In this paper D. B. McAlister introduced a very interesting class of morphisms for inverse semigroups, which he called v-prehomomorphisms. For a such morphism $\theta : S \to T$ we have
- $\theta(ab)\le \theta(a)\theta(b)$
- $\theta(a^{\star})=\theta(a)^{\star}$
for all $a, b\in S.$
If $a^{\star}a\ge bb^{\star}$ (and similarly for $\le$), then $\theta$ preserve the product $ab.$ In addition, these maps preserve idempotents and the natural partial ordering of $S.$
This raises the question: Does it preserve restrictions?
In other words,
Given an idempotent $e$ and arbitrary $a,$ is it true that $\theta(ae)=\theta(a)\theta(e)$ and $\theta(ea)=\theta(e)\theta(a)$?
I believe this is true. Usually proofs of these type of facts involve some kind of cleaver trick, if it is true. I tried every thing came to my mind, but did not succeeded yet.
Does anyone know a proof, counter example or a reference to this simple conjecture?
Added: Assuming $\theta(ae)=\theta(a)\theta(e)$ for all $e, a$ we have $$\theta(ea)=\theta((a^{\star}e)^{\star})=(\theta(a^{\star})\theta(e))^{\star}=\theta(e)\theta(a).$$ Hence, two equalities are equivalent, and we only need to (dis)prove one of them.
This is not true.

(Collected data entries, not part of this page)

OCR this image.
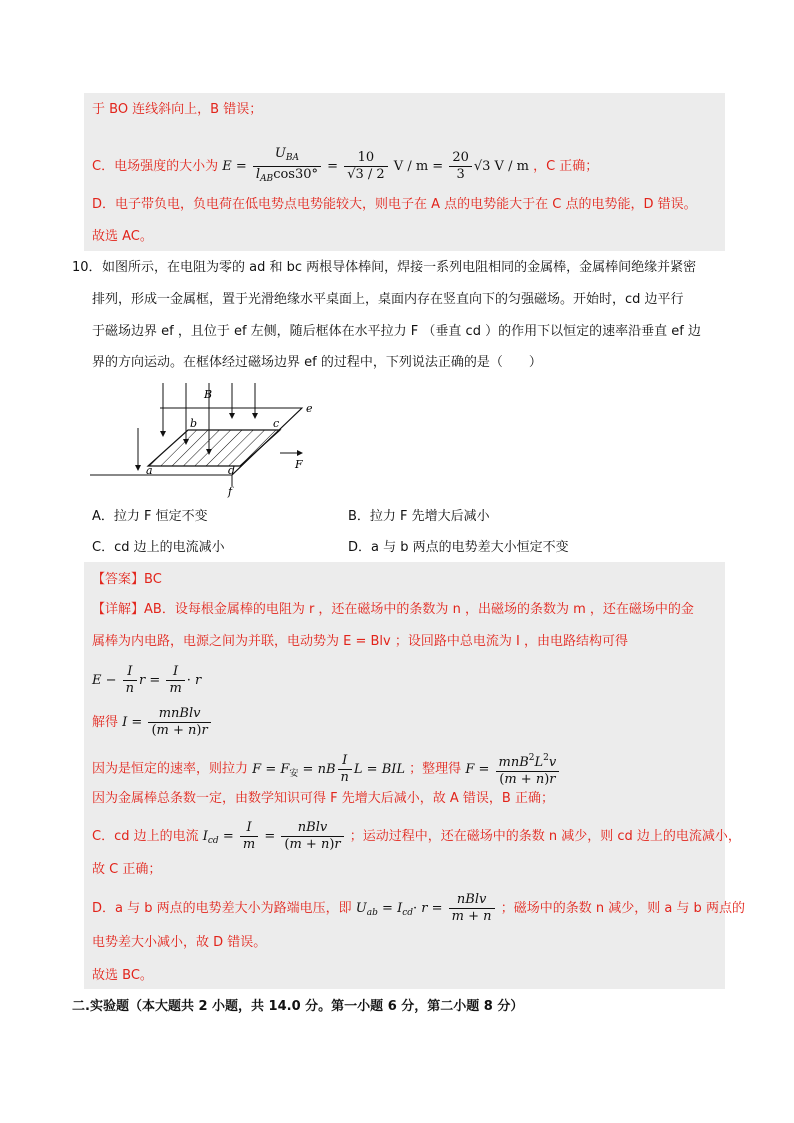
于 BO 连线斜向上，B 错误；
C．电场强度的大小为 $E = \frac{U_{BA}}{l_{AB}\cos 30^\circ} = \frac{10}{√3 / 2}$ $V / m = \frac{20}{3} √3$ V / m ，C 正确；
D．电子带负电，负电荷在低电势点电势能较大，则电子在 A 点的电势能大于在 C 点的电势能，D 错误。
故选 AC。
10． 如图所示，在电阻为零的 ad 和 bc 两根导体棒间，焊接一系列电阻相同的金属棒，金属棒间绝缘并紧密
排列，形成一金属框，置于光滑绝缘水平桌面上，桌面内存在竖直向下的匀强磁场。开始时，cd 边平行
于磁场边界 ef ，且位于 ef 左侧，随后框体在水平拉力 F （垂直 cd ）的作用下以恒定的速率沿垂直 ef 边
界的方向运动。在框体经过磁场边界 ef 的过程中，下列说法正确的是（　　）
B
e
b	c
F
a	d
f
A．拉力 F 恒定不变	B．拉力 F 先增大后减小
C．cd 边上的电流减小	D．a 与 b 两点的电势差大小恒定不变
【答案】BC
【详解】AB．设每根金属棒的电阻为 r ，还在磁场中的条数为 n ，出磁场的条数为 m ，还在磁场中的金
属棒为内电路，电源之间为并联，电动势为 E = Blv ；设回路中总电流为 I ，由电路结构可得
$E - \frac{I}{n}$ $r = \frac{I}{m} \cdot r$
解得 $I = \frac{\text{mnBlv}}{(m + n)r}$
因为是恒定的速率，则拉力 $F = F_安$ = nB $\frac{I}{n}$ L = BIL ；整理得 $F = \frac{mnB^2L^2v}{(m + n)r}$
因为金属棒总条数一定，由数学知识可得 F 先增大后减小，故 A 错误，B 正确；
C．cd 边上的电流 $I_{cd} = \frac{I}{m} = \frac{\text{nBlv}}{(m + n)r}$ ；运动过程中，还在磁场中的条数 n 减少，则 cd 边上的电流减小，
故 C 正确；
D．a 与 b 两点的电势差大小为路端电压，即 $U_{ab} = I_{cd}\cdot r = \frac{\text{nBlv}}{m + n}$ ；磁场中的条数 n 减少，则 a 与 b 两点的
电势差大小减小，故 D 错误。
故选 BC。
二.实验题（本大题共 2 小题，共 14.0 分。第一小题 6 分，第二小题 8 分）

Let $S$ be the semilattice $\{a,b,c,d\}$ in which $c < a$, $c < b$ and $d < c$. Let $\theta: S \to S$ be the map defined by $\theta(a) = a$, $\theta(b) = b$ and $\theta(c) = \theta(d) = d$. Then $\theta$ is a prehomomorphism but $\theta(ab) = \theta(c) = d < \theta(a)\theta(b) = ab = c$.